Car tout en n'étant pas de l'ordre du politique, la question linguistique, et notamment celle des langues maternelles algériennes, a été constamment subvertie et durablement pervertie par les sursauts et les soubresauts du volontarisme politicien, à présent opacifié par un tintamarre de vociférations et de contre-vociférations.
Ce qui entravera encore, et pour longtemps, une relation sereine et apaisée entre la société algérienne et ses propres paroles. Ses propres mots et ses propres langues.

NOTES
1) En 2010, dans son Atlas portant sur les langues en danger, l'Unesco avait recensé treize langues algériennes en péril avancé, parmi les 2500 langues menacées de disparition dans le monde sur les 6900 qui sont parlées à travers la planète.
– Le korendje, langue locale qui compte 5000 locuteurs autour de Tabelbala ; Ksar Sidi Belkhier et Ksar Cheraïa, dans le Sud
– Tagargrant, encore parlée par quelque 15 000 personnes à Ouargla
– Tachenwit dans la région de Tipasa (20 000 locuteurs)
– Tamahak (dérivé Tamashek) à Tamanrasset et Djanet (120 000 locuteurs)
– Tamzabit, dans la vallée du M'zab (plus de 120 000 locuteurs)
– Tasnusit dans les monts de Béni-Snous, dans la région de Tlemcen
– Tagouraït dans le mont Gouraya
– Taznanit dans la région de Timimoun et de Tamentit (80 000 locuteurs)
– Tidikelt à Aïn Salah (50 000 locuteurs)
– Zenatiya dans les monts de l'Ouarsenis.
Sans compter un faisceau de variétés de tachalhit qui sont parlées à Lahmar, Oukda, Boukaïs aux environs de Béchar ou Boussemghoun…

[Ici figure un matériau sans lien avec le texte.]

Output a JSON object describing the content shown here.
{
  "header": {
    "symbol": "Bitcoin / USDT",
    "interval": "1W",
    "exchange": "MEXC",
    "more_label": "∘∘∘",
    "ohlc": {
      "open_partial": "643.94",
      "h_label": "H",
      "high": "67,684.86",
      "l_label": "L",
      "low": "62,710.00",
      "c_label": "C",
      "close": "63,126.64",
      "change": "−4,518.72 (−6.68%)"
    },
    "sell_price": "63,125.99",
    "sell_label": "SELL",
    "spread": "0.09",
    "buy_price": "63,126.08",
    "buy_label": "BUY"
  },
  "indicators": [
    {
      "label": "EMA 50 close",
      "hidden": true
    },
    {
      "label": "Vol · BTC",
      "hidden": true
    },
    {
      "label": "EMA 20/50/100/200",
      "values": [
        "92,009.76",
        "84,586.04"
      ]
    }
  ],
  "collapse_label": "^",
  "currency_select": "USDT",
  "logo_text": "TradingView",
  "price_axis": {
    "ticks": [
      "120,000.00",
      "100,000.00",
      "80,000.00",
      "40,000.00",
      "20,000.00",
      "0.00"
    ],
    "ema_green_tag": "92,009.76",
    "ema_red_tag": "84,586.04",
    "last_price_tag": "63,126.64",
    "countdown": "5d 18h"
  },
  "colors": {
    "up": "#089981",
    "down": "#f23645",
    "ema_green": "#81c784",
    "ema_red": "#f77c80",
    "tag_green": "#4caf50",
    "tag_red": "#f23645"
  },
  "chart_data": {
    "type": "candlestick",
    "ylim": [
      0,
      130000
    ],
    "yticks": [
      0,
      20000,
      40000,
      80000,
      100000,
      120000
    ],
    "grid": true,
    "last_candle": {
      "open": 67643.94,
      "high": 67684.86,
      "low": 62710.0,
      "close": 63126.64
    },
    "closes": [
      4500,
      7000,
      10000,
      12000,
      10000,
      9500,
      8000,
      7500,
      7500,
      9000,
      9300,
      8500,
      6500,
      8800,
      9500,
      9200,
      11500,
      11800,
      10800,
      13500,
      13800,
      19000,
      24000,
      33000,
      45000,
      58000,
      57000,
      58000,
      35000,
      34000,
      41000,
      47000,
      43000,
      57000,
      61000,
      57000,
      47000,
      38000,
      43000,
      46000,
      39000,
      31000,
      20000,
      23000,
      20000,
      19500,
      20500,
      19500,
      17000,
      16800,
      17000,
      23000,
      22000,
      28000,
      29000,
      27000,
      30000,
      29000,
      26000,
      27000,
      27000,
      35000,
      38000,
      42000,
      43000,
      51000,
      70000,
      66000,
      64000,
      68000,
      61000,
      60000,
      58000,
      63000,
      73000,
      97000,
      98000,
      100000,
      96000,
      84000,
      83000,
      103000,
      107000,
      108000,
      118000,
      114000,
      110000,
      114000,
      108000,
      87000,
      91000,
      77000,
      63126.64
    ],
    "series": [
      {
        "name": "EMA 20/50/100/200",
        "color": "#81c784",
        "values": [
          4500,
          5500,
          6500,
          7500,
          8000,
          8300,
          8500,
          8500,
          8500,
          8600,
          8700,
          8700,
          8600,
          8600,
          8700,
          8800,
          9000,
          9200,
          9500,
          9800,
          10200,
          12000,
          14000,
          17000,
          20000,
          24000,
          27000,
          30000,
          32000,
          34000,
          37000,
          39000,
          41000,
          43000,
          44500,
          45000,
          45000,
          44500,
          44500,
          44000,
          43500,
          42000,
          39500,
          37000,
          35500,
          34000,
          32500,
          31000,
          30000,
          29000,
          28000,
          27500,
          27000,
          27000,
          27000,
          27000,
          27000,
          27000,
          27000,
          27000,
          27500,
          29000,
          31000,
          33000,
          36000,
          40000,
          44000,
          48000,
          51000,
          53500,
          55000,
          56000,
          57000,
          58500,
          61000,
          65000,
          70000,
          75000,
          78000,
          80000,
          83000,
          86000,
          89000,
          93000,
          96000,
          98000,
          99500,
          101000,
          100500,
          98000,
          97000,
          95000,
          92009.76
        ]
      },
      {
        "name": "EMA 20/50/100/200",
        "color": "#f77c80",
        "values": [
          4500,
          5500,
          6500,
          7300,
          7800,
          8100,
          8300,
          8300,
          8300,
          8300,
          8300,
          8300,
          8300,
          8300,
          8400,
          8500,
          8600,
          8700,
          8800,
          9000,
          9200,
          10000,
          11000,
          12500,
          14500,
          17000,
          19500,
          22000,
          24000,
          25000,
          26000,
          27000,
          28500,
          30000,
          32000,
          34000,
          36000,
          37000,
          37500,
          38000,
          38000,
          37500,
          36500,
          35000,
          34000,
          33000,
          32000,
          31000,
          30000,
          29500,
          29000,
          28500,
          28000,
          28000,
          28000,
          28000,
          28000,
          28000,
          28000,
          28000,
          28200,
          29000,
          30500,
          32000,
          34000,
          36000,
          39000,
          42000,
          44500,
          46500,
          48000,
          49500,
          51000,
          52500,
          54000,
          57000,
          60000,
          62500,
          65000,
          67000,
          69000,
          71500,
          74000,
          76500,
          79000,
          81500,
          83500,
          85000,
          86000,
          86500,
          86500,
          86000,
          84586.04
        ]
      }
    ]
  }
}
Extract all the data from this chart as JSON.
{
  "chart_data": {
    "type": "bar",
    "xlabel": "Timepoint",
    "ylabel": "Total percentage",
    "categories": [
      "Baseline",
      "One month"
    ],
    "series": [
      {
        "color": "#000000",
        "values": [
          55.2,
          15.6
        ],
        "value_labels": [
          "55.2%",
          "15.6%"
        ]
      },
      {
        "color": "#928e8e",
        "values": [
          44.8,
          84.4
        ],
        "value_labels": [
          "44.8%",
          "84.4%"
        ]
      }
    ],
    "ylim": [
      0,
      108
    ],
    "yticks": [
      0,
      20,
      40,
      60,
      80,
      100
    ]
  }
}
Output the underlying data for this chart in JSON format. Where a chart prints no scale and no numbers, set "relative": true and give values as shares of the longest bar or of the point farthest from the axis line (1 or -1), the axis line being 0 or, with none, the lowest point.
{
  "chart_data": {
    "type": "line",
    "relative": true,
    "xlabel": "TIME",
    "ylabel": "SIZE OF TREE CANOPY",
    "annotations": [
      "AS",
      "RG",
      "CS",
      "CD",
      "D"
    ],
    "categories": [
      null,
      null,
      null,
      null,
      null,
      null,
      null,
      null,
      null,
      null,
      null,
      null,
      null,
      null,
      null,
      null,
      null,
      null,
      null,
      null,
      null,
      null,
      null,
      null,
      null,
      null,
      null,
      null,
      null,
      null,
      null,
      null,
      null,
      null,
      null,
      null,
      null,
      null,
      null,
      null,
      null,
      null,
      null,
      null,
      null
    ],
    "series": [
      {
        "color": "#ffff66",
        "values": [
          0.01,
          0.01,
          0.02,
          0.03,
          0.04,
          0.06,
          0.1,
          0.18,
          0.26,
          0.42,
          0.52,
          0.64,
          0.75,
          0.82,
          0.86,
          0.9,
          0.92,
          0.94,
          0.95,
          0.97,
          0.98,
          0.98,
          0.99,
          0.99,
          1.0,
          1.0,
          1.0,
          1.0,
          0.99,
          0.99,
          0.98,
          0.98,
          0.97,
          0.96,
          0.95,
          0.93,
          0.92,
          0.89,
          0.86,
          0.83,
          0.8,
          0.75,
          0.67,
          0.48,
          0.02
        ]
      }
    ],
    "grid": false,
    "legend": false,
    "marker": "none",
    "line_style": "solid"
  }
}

L'édition de cet Atlas, faut il le rappeler, a été réalisée par 25 linguistes confirmés, sous la direction de l'Australien Christopher Moseley (Partie Maghreb assurée par Salem Mezhoud, Yamina el Kirat, Bonnie Stalls) pour le compte de l'Unesco
2)- Voir vidéoconférence sur les langues et les cultures en Algérie enregistrée à l'occasion du Forum d'El Watan, Alger 11 janvier 2014 lien internet : http://www.dailymotion.com/video/x1a6br7_intervention-du-sociologue-rabah-sebaa-a-la-rencontre-les-debats-d-el-watan-du-11-janiver-2014_news
3) Rabeh Sebaa, Arabisation et sciences sociales, Collection Histoire et perspectives méditerranéennes, Edition l'Harmattan, Paris-Montréal, 198 pages, 1996, et 2000
4) Rabeh Sebaa, L'Algérie et langue française ou l'altérité en partage, Edition Publibook, Paris novembre 2013
5) Jacques Berque : Langages arabes du présent». Ed. Gallimard. Paris 1980.